Non solo il capoluogo berico, socio di maggioranza di Acque Vicentine S.p.A., ha stabilito che ai propri concittadini non deve mai essere negato tale basilare diritto, ma anche i comuni più grandi della provincia come Bassano, Schio e Valdagno e altri, sempre su nostro invito, hanno proceduto analogamente.
Perché questi principi non vengono applicati nella quotidianità dalle società di proprietà degli stessi Enti Locali?
Perché queste società si arrogano il potere di negare tale diritto?
Perché Il 13 novembre scorso la Camera ha approvato il Collegato Ambientale alla legge di stabilità 2014, cancellando un articolo precedentemente condiviso che impediva i distacchi del servizio idrico e garantiva il diritto all'acqua tramite l’erogazione di un minimo vitale?
Perché negli ultimi due anni molte prerogative decisionali sul servizio idrico (determinazione della tariffa, decisione dei piani d’intervento, etc.) una volta in capo ai Comuni sono state “regalate” ad un’unica autorità l’AEEGSI (di non eletti) che detiene il potere di decidere su energia elettrica, gas e servizio idrico integrato?
Il tentativo di equiparare ancor di più il servizio idrico agli altri servizi pubblici, dimostrando che anche questo servizio può essere volutamente interrotto, è palesemente un tentativo anti democratico poiché contrario all’ultima grande espressione di massa celebrata il 12 e 13 giugno 2011 con i referendum sui servizi pubblici locali, e sull’idrico in particolare, i quali hanno stabilito che l’acqua non è una merce, non è l’oro blu,  ma un Bene Comune di tutti e per tutti.
Difficile pensare che tutte le 1400 utenze sigillate da Acque Vicentine S.p.A. siano intestate a famiglie e aziende disoneste che vogliono approfittare della cosa pubblica.
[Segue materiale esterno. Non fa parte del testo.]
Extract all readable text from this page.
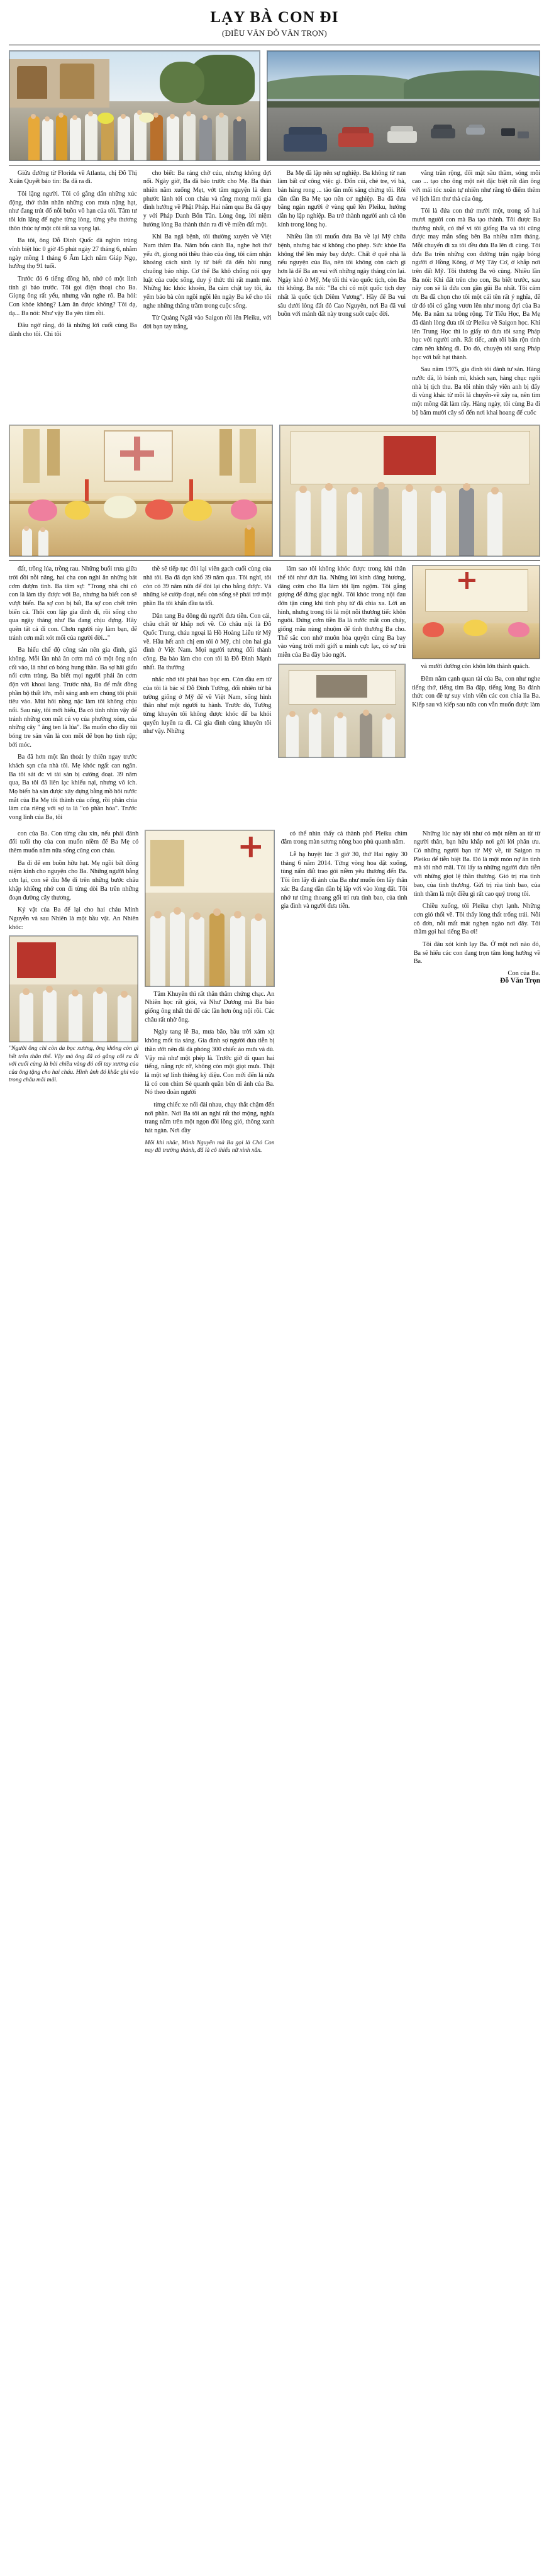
LẠY BÀ CON ĐI
(ĐIỀU VĂN ĐỖ VĂN TRỌN)

Giữa đường từ Florida về Atlanta, chị Đỗ Thị Xuân Quyết báo tin: Ba đã ra đi.

Tôi lặng người. Tôi có gắng dấn những xúc động, thở thân nhân những con mưa nặng hạt, như đang trút đổ nỗi buồn vô hạn của tôi. Tâm tư tôi kín lặng để nghe từng lòng, từng yêu thương thôn thúc tự một cõi rất xa vọng lại.

Ba tôi, ông Đỗ Đình Quốc đã nghìn trùng vĩnh biệt lúc 0 giờ 45 phút ngày 27 tháng 6, nhằm ngày mồng 1 tháng 6 Âm Lịch năm Giáp Ngọ, hưởng thọ 91 tuổi.

Trước đó 6 tiếng đồng hồ, nhớ có một linh tính gì bảo trước. Tôi gọi điện thoại cho Ba. Giọng ông rất yếu, nhưng vẫn nghe rõ. Ba hỏi: Con khỏe không? Làm ăn được không? Tôi dạ, dạ... Ba nói: Như vậy Ba yên tâm rồi.

Đâu ngờ rằng, đó là những lời cuối cùng Ba dành cho tôi. Chi tôi

cho biết: Ba ráng chờ cúu, nhưng không đợi nổi. Ngày giờ, Ba đã bảo trước cho Mẹ. Ba thản nhiên nằm xuống Mẹt, vớt tâm nguyện là đem phước lành tới con cháu và rắng mong mỏi gia đình hướng về Phật Pháp. Hai năm qua Ba đã quy y với Pháp Danh Bổn Tần. Lòng ông, lời niệm hướng lòng Ba thành thản ra đi về miền đất một.

Khi Ba ngã bệnh, tôi thường xuyên về Việt Nam thăm Ba. Năm bốn cánh Ba, nghe hơi thở yếu ớt, giong nói thều thào của ông, tôi cảm nhận khoảng cách sinh ly từ biết đã đến hồi rung chuông báo nhịp. Cơ thể Ba khô chống nói quy luật của cuộc sống, duy ý thức thì rất mạnh mẽ. Những lúc khóc khoẻn, Ba cảm chặt tay tôi, âu yếm bảo bà còn ngồi ngồi lên ngày Ba kể cho tôi nghe những thăng trầm trong cuộc sống.

Từ Quảng Ngãi vào Saigon rồi lên Pleiku, với đời bạn tay trắng,

Ba Mẹ đã lập nên sự nghiệp. Ba không từ nan làm bất cứ công việc gì. Đốn củi, chẻ tre, ví bà, bán hàng rong ... tảo tần mỗi sáng chừng tối. Rồi dần dần Ba Mẹ tạo nên cơ nghiệp. Ba đã đưa bằng ngàn người ở vùng quê lên Pleiku, hướng dẫn họ lập nghiệp. Ba trở thành người anh cả tôn kính trong lòng họ.

Nhiều lần tôi muốn đưa Ba về lại Mỹ chữa bệnh, nhưng bác sĩ không cho phép. Sức khỏe Ba không thể lên máy bay được. Chất ở quê nhà là nếu nguyện của Ba, nên tôi không còn cách gì hơn là để Ba an vui với những ngày tháng còn lại. Ngày khó ở Mỹ, Mẹ tôi thì vào quốc tịch, còn Ba thì không. Ba nói: "Ba chỉ có một quốc tịch duy nhất là quốc tịch Diêm Vương". Hầy để Ba vui sâu dưới lòng đất đỏ Cao Nguyên, nơi Ba đã vui buồn với mảnh đất này trong suốt cuộc đời.

vẳng trần rộng, đối mặt sầu thầm, sóng mỗi cao ... tạo cho ông một nét đặc biệt rất đàn ông với mái tóc xoăn tự nhiên như răng tô điểm thêm vẻ lịch lãm thư thả của ông.

Tôi là đứa con thứ mười một, trong số hai mươi người con mà Ba tạo thành. Tôi được Ba thương nhất, có thể vì tôi giống Ba và tôi cũng được may mắn sống bên Ba nhiều năm tháng. Mỗi chuyến đi xa tôi đều đưa Ba lên đi cùng. Tôi đưa Ba trên những con đường trận ngập bóng người ở Hồng Kông, ở Mỹ Tây Cơ, ở khắp nơi trên đất Mỹ. Tôi thương Ba vô cùng. Nhiều lần Ba nói: Khi đất trên cho con, Ba biết trước, sau này con sẽ là đứa con gần gũi Ba nhất. Tôi cảm ơn Ba đã chọn cho tôi một cái tên rất ý nghĩa, để từ đó tôi có gắng vươn lên như mong đợi của Ba Mẹ. Ba nắm xa trông rộng. Từ Tiểu Học, Ba Mẹ đã dành lòng đưa tôi từ Pleiku về Saigon học. Khi lên Trung Học thì lo giấy tờ đưa tôi sang Pháp học với người anh. Rất tiếc, anh tôi bấn rộn tình cảm nên không đi. Do đó, chuyện tôi sang Pháp học với bất hạt thành.

Sau năm 1975, gia đình tôi đánh tư sản. Hàng nước đá, lò bánh mì, khách sạn, hàng chục ngôi nhà bị tịch thu. Ba tôi nhìn thấy viên anh bị đấy đi vùng khác từ mồi lá chuyển-về xây ra, nên tìm một mồng đất làm rẫy. Hàng ngày, tôi cùng Ba đi bộ băm mười cây số đến nơi khai hoang để cuốc

đất, trồng lúa, trồng rau. Những buổi trưa giữa trời đồi nỗi năng, hai cha con nghỉ ăn những bát cơm đượm tình. Ba tâm sự: "Trong nhà chỉ có con là làm tây được với Ba, nhưng ba biết con sẽ vượt biển. Ba sợ con bị bất, Ba sợ con chết trên biển cả. Thôi con lập gia đình đi, rồi sống cho qua ngày tháng như Ba đang chịu đựng. Hãy quên tất cả đi con. Chơn người rày làm bạn, để tránh cơn mất xót mối của người đời..."

Ba hiểu chế độ công sản nên gia đình, giá không. Mỗi lần nhà ăn cơm má có một ông nón cối vào, là như có bóng hung thần. Ba sợ hãi giấu nổi cơm tràng. Ba biết mọi người phải ăn cơm độn với khoai lang. Trước nhà, Ba để mắt đồng phần bộ thất lớn, mỗi sáng anh em chúng tôi phải tiêu vào. Mùi hôi nồng nặc làm tôi không chịu nổi. Sau này, tôi mới hiểu, Ba có tính nhìn vậy để tránh những con mắt cú vọ của phường xóm, của những cây " ăng ten là lúa". Ba muốn cho đầy túi bóng tre sản vẫn là con mồi để bọn họ tình rập; bới móc.

Ba đã hơn một lần thoát ly thiên ngay trước khách sạn của nhà tôi. Mẹ khóc ngất can ngăn. Ba tôi sát đc vì tài sản bị cướng đoạt. 39 năm qua, Ba tôi đã liên lạc khiếu nại, nhưng vô ích. Mọ biến bà sản được xây dựng bằng mồ hôi nước mắt của Ba Mẹ tôi thành của cổng, rồi phân chia làm của riêng với sợ ta là "có phần hóa". Trước vong linh của Ba, tôi

thề sẽ tiếp tục đòi lại viên gạch cuối cùng của nhà tôi. Ba đã dạn khổ 39 năm qua. Tôi nghĩ, tôi còn có 39 năm nữa để đòi lại cho bằng được. Và những kẻ cướp đoạt, nếu còn sống sẽ phải trở một phần Ba tôi khẩn đầu ta tối.

Dân tang Ba đông đủ người đưa tiễn. Con cái, châu chất từ khắp nơi về. Có châu nội là Đỗ Quốc Trung, cháu ngoại là Hồ Hoàng Liễu từ Mỹ về. Hầu hết anh chị em tôi ở Mỹ, chỉ còn hai gia đình ở Việt Nam. Mọi người tương đối thành công. Ba bảo làm cho con tôi là Đỗ Đình Mạnh nhất. Ba thường

nhắc nhở tôi phải bao bọc em. Còn đầu em từ của tôi là bác sĩ Đỗ Đình Tường, đổi nhiên từ bà tường giống ở Mỹ để về Việt Nam, sống hình thân như một người tu hành. Trước đó, Tường từng khuyên tôi không được khóc để ba khỏi quyến luyến ra đi. Cả gia đình cùng khuyên tôi như vậy. Những

lâm sao tôi không khóc được trong khi thân thể tôi như đứt lìa. Những lời kinh dâng hương, dâng cơm cho Ba làm tôi lịm ngộm. Tôi gắng gượng để đứng giạc ngồi. Tôi khóc trong nội đau đớn tận cùng khi tình phụ tử đã chia xa. Lời an hình, nhưng trong tôi là một nỗi thương tiếc khôn nguôi. Đứng cơm tiền Ba là nước mắt con chảy, giống mẫu nùng nhuộm để tình thương Ba cho. Thế sắc con nhớ muôn hòa quyện cùng Ba bay vào vùng trời mới giới u minh cực lạc, có sự trù miễn của Ba đầy bảo ngời.

và mười đường còn khôn lớn thành quách.

Đêm nằm cạnh quan tài của Ba, con như nghe tiếng thở, tiếng tim Ba đập, tiếng lòng Ba đánh thức con đề tự suy vinh viễn các con chia lìa Ba. Kiếp sau và kiếp sau nữa con vẫn muốn được làm

con của Ba. Con từng cầu xin, nếu phải đánh đổi tuổi thọ của con muốn niềm để Ba Mẹ có thêm muốn năm nữa sống cũng con cháu.

Ba đi để em buồn hữu hạt. Mẹ ngồi bất đống niệm kinh cho nguyện cho Ba. Những người bằng cơn lại, con sẽ đìu Mẹ đi trên những bước châu khập khiễng nhớ con đi từng dòi Ba trên những đoạn đường cây thương.

Ký vật của Ba để lại cho hai cháu Minh Nguyễn và sau Nhiên là một bầu vật. An Nhiên khóc:

"Người ông chỉ còn da bọc xương, ông không còn gì hết trên thân thể. Vậy mà ông đã có gắng cõi ra đi với cuối cùng là bài chiều vàng đó cối tay xương của của ông tặng cho hai cháu. Hình ảnh đó khắc ghi vào trong châu mãi mãi.

Tâm Khuyên thì rất thân thâm chứng chạc. An Nhiên học rất giỏi, và Như Dương mà Ba bảo giống ông nhất thì để các lần hơn ông nội rồi. Các châu rất nhờ ông.

Ngày tang lễ Ba, mưa bão, bầu trời xám xịt không mốt tia sáng. Gia đình sợ người đưa tiễn bị thần ướt nên đã đà phóng 300 chiếc áo mưa và dù. Vậy mà như một phép là. Trước giờ di quan hai tiếng, nắng rực rỡ, không còn một giọt mưa. Thật là một sự linh thiêng kỳ diệu. Con mới đến lá nữa là có con chim Sẻ quanh quần bên di ảnh của Ba. Nó theo đoàn người

từng chiếc xe nối đài nhau, chạy thắt chậm đến nơi phần. Nơi Ba tôi an nghỉ rất thơ mộng, nghĩa trang nằm trên một ngọn đồi lồng gió, thông xanh hát ngàn. Nơi đầy

Mỗi khi nhắc, Minh Nguyễn mà Ba gọi là Chó Con nay đã trưởng thành, đã là cô thiếu nữ xinh xắn.

có thể nhìn thấy cả thành phố Pleiku chìm đắm trong màn sương nông bao phủ quanh năm.

Lễ hạ huyệt lúc 3 giờ 30, thứ Hai ngày 30 tháng 6 năm 2014. Từng vòng hoa đặt xuống, tùng nấm đất trao gói niềm yêu thương đến Ba. Tôi ôm lấy đi ảnh của Ba như muốn ôm lấy thân xác Ba đang dần dần bị lấp với vào lòng đất. Tôi nhớ tư từng thoang gối tri rưa tình bao, của tình gia đình và người đưa tiễn.

Những lúc này tôi như có một niềm an từ từ người thân, bạn hữu khắp nơi gởi lời phân ưu. Có những người bạn từ Mỹ về, từ Saigon ra Pleiku để tiễn biệt Ba. Đó là một món nợ ân tình mà tôi nhớ mãi. Tôi lấy ta những người đưa tiễn với những giọt lệ thần thương. Gió trị rùa tình bao, của tình thương. Gửi trị rùa tình bao, của tình thầm là một điều gì rất cao quý trong tôi.

Chiều xuống, tôi Pleiku chợt lạnh. Những cơn gió thổi về. Tôi thấy lòng thất trống trải. Nỗi cô đơn, nỗi mất mát nghẹn ngào nơi đây. Tôi thầm gọi hai tiếng Ba ơi!

Tôi đâu xót kính lạy Ba. Ở một nơi nào đó, Ba sẽ hiểu các con đang trọn tâm lòng hướng về Ba.

Con của Ba.
Đỗ Văn Trọn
Non è semplice neanche dimostrare quante fra queste hanno la coscienza sporca; non distinguere tra le une e le altre non è eticamente accettabile.
Questo è un punto da dove partire se si vogliamo concretizzare principi di diritti umani che nel 2015 non possono restare solo scritti sulla carta.
Il Coordinamento Acqua Bene Comune Vicenza, assieme all’ intero Forum Italiano dei Movimenti per l’Acqua, continuerà a mobilitarsi per garantire a tutti il diritto all’accesso ad un’acqua veramente potabile attraverso una gestione veramente pubblica, partecipata dai cittadini, senza profitti, e senza distacchi!